Illustrations

Page
Steve and Mac capturing the French Guns[Frontispiece] [220]
"The Indian was upon him, his keen tomahawk gleaming in his hand"[36]
"'Come nearer that I may kill you easily,' he said"[65]
"Steve rested his barrel in the fork of a dwarfed tree"[125]
Steve and Mac discover the wounded French Officer[235]
"When he came to himself again, he was being carried on the shoulders of four Indians"[253]
"We seek a pale face who has broken away from the city"[312]
"In another second he had bayonetted the Frenchman"[349]
Map of Canada and our American Colony in 1755[137]
Map of the Triangular Route between Canada and our American Colony, 1755[335]
Map of Quebec in 1759[365]

Chapter I
The Camp on the River

"Waal? What did yer see? Clear, I reckon."

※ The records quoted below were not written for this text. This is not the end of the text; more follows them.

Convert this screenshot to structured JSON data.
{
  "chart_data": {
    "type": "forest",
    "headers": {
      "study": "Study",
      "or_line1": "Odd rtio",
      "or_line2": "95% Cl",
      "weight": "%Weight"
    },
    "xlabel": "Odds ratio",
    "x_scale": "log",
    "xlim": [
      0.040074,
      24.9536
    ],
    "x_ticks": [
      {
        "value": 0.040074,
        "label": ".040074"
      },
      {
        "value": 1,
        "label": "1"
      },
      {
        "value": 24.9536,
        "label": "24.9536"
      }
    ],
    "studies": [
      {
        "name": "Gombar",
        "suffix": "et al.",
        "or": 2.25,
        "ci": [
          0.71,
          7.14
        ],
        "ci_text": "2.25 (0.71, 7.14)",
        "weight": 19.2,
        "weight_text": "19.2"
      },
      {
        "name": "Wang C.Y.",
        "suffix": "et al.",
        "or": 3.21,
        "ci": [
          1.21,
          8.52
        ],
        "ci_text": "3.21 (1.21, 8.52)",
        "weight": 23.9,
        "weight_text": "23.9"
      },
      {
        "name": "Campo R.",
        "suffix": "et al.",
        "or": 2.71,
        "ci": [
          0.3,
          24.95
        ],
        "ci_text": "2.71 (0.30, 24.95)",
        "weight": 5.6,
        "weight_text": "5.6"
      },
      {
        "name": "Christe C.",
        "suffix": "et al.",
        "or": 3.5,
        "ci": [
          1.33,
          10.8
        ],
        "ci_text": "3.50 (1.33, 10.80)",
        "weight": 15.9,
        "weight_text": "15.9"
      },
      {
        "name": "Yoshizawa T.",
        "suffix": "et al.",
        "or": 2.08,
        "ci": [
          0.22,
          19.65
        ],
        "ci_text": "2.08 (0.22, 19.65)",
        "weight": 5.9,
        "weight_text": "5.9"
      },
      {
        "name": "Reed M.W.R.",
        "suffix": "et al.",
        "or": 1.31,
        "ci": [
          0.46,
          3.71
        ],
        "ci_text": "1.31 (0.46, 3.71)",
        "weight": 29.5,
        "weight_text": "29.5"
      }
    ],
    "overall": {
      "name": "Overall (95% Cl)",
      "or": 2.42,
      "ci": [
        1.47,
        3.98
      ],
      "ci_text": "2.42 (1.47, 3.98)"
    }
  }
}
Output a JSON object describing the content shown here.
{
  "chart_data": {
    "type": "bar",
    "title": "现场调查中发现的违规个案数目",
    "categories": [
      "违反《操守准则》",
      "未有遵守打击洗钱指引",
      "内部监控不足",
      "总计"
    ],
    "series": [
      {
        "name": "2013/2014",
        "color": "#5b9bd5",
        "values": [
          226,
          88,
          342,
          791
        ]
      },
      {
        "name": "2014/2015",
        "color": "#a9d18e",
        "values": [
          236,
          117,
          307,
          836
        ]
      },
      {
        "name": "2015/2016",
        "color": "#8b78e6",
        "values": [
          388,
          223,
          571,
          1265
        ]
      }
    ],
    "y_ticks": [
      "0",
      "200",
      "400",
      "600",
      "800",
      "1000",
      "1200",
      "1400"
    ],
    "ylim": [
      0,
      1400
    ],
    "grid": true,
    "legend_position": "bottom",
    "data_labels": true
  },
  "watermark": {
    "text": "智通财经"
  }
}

Jim Hardman looked up swiftly as a couple of tall figures came silently into the clearing in the centre of which the camp fire burned, and he paused for a moment in the task which occupied him. He was squatting on his heels, after the fashion of the Indians and of all backwoodsmen, and was engaged in cleaning the long barrel of his musket, turning the weapon over with loving care, as if it were a child to whom he was devoted. Indeed Jim had no more faithful friend or servant. For this long musket had been his companion on many and many a hunting and prospecting expedition during the past twenty years. He scarcely ever laid it down, but carried it the day long, usually ready in his hands, or when the times were peaceful and quiet, slung across his slender shoulders. Jim could tell tales of how this faithful weapon had brought down buffalo and deer and many another animal, and had helped him to gather the stores of skins in exchange for which he obtained those few luxuries which his simple nature needed. In his more communicative moods he could narrate how the bullets which he had moulded with the aid of a hot camp fire and a supply of lead had been directed against men, against the fierce Indian inhabitants of this Ohio valley, who for years past had waged a ceaseless and pitiless warfare against all white invaders of their old hunting grounds.

Indeed, "Hunting" Jim, as he was styled and known by all the backwoodsmen in those parts, had need to care for his weapon, for without it he would be lost, and his life would be at the mercy of the first redskin who crossed his path.

"Waal?" he repeated, in his backwoods drawl, as he vigorously rubbed at the shining barrel. "Reckon we're through 'em. There ain't a one in sight. Ef there is, Steve and Silver Fox'll know all about 'em."